Райский глубоко вздохнул.
— Да, — сказал он, — это один из последних могикан: истинный, цельный, но не нужный более художник. Искусство сходит с этих высоких ступеней в людскую толпу, то есть в жизнь. Так и надо! Что он проповедует: это изувер!
Однако, продолжая сравнение Кирилова, он мысленно сравнил себя с тем юношей, которому неудобно было войти в царствие небесное. Он задумчиво ходил взад и вперед по комнате.
Уныние поглотило его: у него на сердце стояли слезы. Он в эту минуту непритворно готов был бросить всё, уйти в пустыню, надеть изношенное платье, есть одно блюдо, как Кирилов, завеситься от жизни, как Софья, и мазать, мазать до упада, переделать Софью в блудницу.
Он даже быстро схватил новый натянутый холст, поставил на мольберт и начал мелом крупно чертить молящуюся фигуру. Он вытянул у ней руку и задорно, с яростью, выделывал пальцы; сотрет, опять начертит, опять сотрет — всё не выходит!

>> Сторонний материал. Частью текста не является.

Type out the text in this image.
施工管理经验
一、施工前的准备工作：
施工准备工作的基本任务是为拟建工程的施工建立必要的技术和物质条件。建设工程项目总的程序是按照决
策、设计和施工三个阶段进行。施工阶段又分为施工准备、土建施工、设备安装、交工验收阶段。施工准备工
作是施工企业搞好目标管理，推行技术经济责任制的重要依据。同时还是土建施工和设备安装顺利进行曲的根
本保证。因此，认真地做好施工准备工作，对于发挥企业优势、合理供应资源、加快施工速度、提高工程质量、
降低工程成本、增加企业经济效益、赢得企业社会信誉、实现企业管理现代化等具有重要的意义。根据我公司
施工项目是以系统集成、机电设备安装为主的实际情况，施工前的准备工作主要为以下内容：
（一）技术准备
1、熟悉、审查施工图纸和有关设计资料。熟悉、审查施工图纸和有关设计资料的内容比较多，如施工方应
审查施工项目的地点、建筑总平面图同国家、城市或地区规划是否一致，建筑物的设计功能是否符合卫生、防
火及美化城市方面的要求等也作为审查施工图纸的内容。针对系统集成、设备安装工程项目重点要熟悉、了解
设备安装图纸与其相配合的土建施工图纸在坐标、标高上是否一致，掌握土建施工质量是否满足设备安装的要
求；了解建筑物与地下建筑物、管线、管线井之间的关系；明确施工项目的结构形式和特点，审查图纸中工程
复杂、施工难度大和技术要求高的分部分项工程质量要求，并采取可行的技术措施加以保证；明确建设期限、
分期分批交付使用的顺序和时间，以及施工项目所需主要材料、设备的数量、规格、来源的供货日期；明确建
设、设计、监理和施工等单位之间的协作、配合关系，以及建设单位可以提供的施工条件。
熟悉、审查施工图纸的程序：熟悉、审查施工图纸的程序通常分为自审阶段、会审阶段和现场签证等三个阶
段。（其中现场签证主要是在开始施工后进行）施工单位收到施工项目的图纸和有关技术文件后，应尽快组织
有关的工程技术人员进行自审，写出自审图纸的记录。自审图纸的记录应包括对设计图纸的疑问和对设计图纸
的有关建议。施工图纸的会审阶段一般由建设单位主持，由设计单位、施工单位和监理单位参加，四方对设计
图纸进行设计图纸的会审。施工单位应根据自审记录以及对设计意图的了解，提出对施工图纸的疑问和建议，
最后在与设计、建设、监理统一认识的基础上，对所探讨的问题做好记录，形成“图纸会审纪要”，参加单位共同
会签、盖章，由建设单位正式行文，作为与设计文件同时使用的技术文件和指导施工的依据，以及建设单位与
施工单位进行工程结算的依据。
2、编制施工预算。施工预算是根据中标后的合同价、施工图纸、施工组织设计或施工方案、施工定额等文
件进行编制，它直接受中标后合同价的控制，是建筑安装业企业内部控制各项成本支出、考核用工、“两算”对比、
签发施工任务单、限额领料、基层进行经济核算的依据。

Его стало грызть нетерпение, которое, при первом неудачном чертеже, перешло в озлобление. Он стер, опять начал чертить медленно, проводя густые, яркие черты, как будто хотел продавить холст. Уже то отчаяние, о котором говорил Кирилов, начало сменять озлобление.
Он положил мел, отер пальцы о волосы и подошел к портрету Софьи.
«Переделать портрет, — думал он. — Прав ли Кирилов? Вся цель моя, задача, идея — красота! Я охвачен ею и хочу воплотить этот овладевший мною сияющий образ: если я поймал эту “правду” красоты — чего еще? Нет, Кирилов ищет красоту в небе, он аскет: я — на земле… Покажу портрет Софье: что она скажет? А потом уже переделаю… только не в блудницу!»
Он засмеялся, подумав, что сказала бы Софья, если б узнала эту мысль Кирилова? Он мало-помалу успокоился, любуясь «правдой» на портрете, и возвратился к прежним, вольным мечтам, вольному искусству и вольному труду. Тщательно оберегая портрет, он повез его к Софье.
XVIII
Райский верил и не верил, что увидит ее и как и что будет говорить.
«Как тут закипает! — думал он, трогая себя за грудь. — О! быть буре, и дай Бог бурю! Сегодня решительный день, сегодня тайна должна выйти наружу, и я узнаю… любит ли она или нет? Если да, жизнь моя… наша должна измениться, я не еду… или, нет, мы едем туда, к бабушке, в уголок, оба…»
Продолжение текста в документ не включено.